The commercial mortgage-backed securities (CMBS) delinquency rate published by Trepp LLC experienced a rare uptick in June, due to a single transaction.
The June reading of 2.84 percent was 18 basis points higher than May’s post-crisis low of 2.66 percent, but is down 111 basis points from the 5.75 percent level registered in June 2017. Trepp noted the increase–the fourth monthly uptick over the past two years–was the result of the single-borrower CLNS 2017-IKPR deal.

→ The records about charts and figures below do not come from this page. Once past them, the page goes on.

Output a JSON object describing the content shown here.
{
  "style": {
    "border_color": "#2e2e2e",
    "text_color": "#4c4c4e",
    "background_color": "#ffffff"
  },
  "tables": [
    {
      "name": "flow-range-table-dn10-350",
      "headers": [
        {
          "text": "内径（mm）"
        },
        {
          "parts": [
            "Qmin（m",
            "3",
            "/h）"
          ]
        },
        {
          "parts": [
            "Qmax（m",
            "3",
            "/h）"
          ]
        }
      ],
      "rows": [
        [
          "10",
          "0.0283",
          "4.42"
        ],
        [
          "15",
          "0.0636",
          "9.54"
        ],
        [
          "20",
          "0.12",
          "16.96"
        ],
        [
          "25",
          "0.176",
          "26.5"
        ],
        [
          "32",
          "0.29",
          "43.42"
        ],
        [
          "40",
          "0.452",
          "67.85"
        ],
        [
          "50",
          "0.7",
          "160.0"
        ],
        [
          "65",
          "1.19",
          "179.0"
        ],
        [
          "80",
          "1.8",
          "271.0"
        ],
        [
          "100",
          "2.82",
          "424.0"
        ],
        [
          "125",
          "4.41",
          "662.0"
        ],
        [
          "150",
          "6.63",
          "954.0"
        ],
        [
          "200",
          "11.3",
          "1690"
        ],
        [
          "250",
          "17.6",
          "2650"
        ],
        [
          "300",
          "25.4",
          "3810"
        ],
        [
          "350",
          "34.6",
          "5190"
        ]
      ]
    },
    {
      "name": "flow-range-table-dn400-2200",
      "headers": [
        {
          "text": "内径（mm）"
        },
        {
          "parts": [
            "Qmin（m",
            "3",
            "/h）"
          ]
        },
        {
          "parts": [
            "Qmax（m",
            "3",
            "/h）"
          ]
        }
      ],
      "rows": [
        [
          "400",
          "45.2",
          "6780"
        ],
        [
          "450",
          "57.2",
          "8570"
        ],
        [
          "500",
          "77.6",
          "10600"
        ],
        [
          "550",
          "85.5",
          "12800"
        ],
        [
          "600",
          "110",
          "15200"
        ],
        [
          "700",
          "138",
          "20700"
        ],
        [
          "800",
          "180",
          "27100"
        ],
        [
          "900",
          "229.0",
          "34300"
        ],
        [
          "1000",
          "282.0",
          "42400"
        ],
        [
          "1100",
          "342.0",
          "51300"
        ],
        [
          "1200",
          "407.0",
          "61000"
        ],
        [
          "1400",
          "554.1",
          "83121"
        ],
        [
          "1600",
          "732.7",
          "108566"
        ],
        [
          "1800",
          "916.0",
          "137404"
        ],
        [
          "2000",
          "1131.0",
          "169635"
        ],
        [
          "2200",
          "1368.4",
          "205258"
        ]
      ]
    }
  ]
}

“The Innkeepers Portfolio asset behind the $754 million CMBS loan showed up as non-performing past maturity according to servicer data,” Trepp said in a statement. “However, the loan has three embedded one-year extension options. This month's servicer watchlist notes indicate that the borrower has exercised its first extension option and we expect the loan to appear as current again next month. If the Innkeepers Portfolio loan had been reported as current, the June delinquency rate would have been 2.68 percent, which is a two basis point increase month over month.”
Among property sectors, the lodging delinquency reading jumped 99 basis points as a result of the Innkeepers loan to 2.41 percent. The multifamily delinquency rate declined five basis points to 2.11 percent while the retail delinquency rate climbed 15 basis points to 4.44 percent. Trepp added that retail remains the worst-performing major property type.